Grace that makes space for God’s extraordinary and wonderful works.
A child is born. And the child is named Isaac – which means laughter – for even the thought of Isaac’s existence was a source of laughter first skeptical in nature and then laughter full of joy. The kind of laughter that comes when you recognize a sense of connection at play in a moment of experience. A connection that reveals the presence of the Holy at work in the world, weaving together threads of love, life, and possibility beyond our imagination. A connection that, upon recognition, might tug you between tears and laughter.

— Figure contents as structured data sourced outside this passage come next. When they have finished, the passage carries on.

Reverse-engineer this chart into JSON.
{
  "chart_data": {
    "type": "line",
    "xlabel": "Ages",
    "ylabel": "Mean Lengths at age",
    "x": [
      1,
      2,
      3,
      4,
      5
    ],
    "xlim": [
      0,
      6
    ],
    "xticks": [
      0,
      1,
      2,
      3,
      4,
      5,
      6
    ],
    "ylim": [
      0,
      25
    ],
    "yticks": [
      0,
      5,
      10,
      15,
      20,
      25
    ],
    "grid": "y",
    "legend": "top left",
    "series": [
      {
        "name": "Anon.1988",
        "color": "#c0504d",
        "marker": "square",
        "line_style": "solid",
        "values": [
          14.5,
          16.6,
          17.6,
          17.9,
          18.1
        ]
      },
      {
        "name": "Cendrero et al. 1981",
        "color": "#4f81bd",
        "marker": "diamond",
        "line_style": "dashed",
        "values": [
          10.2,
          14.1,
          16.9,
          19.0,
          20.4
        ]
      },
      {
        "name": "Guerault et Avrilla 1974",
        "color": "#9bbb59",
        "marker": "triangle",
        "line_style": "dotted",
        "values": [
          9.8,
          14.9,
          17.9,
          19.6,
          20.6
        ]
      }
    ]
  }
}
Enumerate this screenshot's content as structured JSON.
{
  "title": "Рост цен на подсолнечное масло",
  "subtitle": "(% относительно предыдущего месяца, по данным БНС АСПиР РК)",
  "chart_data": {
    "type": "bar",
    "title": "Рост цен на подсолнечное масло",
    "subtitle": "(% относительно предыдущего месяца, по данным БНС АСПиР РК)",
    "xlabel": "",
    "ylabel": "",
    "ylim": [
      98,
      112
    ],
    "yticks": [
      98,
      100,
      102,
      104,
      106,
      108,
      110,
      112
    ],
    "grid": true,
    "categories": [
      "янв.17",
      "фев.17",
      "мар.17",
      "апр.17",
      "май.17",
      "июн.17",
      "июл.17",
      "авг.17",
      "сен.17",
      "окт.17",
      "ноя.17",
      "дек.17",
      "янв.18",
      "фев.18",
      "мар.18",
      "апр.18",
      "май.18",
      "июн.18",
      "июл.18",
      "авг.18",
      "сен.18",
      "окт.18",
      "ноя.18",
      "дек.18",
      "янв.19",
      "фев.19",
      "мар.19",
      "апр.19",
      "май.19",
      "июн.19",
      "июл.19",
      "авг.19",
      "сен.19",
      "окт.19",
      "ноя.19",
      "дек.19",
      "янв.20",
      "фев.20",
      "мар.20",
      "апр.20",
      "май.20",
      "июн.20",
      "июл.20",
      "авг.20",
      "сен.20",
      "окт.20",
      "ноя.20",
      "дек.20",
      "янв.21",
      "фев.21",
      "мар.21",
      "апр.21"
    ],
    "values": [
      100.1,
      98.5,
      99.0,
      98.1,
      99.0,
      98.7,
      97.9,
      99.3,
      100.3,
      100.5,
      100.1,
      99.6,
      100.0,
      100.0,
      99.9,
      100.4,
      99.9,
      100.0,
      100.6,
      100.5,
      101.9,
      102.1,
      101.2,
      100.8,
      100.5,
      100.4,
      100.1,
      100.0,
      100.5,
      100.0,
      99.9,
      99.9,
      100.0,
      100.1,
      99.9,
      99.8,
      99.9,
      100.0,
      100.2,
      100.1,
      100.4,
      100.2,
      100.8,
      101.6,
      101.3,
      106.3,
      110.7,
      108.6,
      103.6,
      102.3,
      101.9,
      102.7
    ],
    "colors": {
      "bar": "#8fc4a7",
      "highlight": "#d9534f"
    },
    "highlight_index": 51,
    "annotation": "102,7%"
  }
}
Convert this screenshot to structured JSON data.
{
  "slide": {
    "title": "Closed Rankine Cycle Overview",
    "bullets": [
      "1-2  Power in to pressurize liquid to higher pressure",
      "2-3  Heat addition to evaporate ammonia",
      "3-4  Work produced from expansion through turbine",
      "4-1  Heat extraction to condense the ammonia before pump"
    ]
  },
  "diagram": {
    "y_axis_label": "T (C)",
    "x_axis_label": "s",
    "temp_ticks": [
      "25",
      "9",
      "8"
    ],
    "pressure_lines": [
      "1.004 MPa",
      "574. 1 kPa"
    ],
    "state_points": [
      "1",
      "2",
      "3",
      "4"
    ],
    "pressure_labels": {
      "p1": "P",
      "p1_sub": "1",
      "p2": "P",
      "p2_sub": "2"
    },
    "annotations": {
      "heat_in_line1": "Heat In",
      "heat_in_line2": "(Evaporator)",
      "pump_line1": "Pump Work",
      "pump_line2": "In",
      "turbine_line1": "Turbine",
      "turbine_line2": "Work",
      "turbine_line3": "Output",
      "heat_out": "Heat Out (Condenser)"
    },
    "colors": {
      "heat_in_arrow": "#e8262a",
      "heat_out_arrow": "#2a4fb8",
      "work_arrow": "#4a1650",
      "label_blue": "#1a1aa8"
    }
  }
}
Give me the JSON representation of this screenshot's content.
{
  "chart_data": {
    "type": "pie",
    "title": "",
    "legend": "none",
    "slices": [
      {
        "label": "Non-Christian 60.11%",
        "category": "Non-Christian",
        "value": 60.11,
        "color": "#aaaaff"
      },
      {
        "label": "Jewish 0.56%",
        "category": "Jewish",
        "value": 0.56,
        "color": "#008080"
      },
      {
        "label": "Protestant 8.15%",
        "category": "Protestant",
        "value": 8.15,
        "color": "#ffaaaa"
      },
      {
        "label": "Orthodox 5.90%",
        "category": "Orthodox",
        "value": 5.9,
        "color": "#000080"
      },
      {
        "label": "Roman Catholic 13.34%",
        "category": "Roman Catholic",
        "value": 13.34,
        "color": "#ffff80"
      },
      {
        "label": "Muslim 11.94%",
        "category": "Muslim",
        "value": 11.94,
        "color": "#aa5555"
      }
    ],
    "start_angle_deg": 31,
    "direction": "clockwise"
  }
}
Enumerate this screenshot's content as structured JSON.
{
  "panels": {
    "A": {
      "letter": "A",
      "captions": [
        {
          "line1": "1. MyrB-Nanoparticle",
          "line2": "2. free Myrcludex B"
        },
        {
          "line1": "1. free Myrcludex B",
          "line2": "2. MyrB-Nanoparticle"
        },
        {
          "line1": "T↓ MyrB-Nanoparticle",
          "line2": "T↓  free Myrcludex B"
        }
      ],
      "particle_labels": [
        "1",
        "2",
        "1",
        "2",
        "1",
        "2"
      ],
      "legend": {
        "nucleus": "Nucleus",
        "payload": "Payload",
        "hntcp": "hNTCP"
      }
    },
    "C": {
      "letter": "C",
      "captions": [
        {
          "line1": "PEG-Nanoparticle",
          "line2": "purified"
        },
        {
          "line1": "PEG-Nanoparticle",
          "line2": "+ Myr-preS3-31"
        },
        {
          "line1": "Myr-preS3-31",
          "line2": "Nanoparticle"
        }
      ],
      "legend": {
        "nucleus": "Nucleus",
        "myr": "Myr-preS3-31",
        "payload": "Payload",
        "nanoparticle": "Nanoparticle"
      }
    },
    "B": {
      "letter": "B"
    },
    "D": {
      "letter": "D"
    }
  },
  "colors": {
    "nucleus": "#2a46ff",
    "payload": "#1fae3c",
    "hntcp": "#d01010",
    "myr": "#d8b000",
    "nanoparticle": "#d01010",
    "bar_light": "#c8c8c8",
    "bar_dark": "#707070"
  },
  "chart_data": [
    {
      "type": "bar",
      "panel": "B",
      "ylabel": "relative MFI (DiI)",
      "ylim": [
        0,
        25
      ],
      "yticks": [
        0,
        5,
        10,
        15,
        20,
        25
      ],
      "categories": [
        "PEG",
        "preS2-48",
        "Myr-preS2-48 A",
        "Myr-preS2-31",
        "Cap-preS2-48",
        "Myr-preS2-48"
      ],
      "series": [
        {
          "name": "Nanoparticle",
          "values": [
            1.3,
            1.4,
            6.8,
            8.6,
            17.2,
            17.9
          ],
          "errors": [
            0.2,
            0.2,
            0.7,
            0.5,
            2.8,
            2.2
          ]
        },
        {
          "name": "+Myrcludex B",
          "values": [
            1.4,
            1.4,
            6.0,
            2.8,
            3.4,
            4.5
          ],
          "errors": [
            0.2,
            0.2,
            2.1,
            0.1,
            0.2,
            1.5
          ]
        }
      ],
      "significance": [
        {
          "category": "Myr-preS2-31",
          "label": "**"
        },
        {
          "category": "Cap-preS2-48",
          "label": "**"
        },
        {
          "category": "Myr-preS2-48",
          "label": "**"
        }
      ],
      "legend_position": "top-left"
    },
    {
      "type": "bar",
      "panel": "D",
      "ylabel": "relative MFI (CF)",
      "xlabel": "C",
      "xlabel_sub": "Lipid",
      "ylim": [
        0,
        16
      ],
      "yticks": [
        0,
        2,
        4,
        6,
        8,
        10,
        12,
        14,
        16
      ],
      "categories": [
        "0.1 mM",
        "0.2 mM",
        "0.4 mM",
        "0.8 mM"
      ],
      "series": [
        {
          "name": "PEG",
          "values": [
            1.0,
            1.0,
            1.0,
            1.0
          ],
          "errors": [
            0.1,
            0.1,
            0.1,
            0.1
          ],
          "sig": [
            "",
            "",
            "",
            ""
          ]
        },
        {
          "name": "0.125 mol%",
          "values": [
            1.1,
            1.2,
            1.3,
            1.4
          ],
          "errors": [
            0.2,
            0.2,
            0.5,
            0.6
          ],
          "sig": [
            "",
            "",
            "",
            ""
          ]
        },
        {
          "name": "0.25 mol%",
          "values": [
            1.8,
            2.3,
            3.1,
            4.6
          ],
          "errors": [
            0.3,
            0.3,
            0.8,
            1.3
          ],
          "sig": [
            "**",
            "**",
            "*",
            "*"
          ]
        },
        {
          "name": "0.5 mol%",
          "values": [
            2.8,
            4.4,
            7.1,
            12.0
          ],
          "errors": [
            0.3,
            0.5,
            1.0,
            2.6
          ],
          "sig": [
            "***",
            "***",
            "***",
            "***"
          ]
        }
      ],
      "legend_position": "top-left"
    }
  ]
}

There is space for tears and laughter at the table of life, for both can point us towards moments of connection with God. Connection that is possible whether we make space and preparations for it in our living – like a host planning a gathering – or whether it takes us by surprise, offering us the opportunity to delight in the unexpectedness of the interaction. The Holy is in the midst of all things and so we can encounter God’s presence everywhere.
We come together in this space each week in this space to celebrate and encounter God’s presence – through worship and prayer, in the gathering of friends and strangers, in the shared singing of songs, in the receiving and reflections of scripture, in the asking of questions, in the sharing of joys, sorrows, and concerns. We each bring our own ways of being in the world and we each find connection with God in different moments. The inclusion of the Prayground in this space is another extension of hospitality and possibility, creating additional opportunities for connection with God, including connections that might take us by surprise as individuals and as a community.
We are invited to live in connection with God’s presence. As we seek that connection and recognize the shapes it takes in our living, we discover that sometimes we are called to be hosts of the Holy – making space for and extending invitation to moments of connection. In other times we are invited to be guests at the table, or perhaps resting under a tree, as sustenance and care is lovingly crafted and generously offered to us. We are hosts and guests, givers and receivers, invited to participate in the expected, unexpected, and extraordinary ways of God’s love in the world.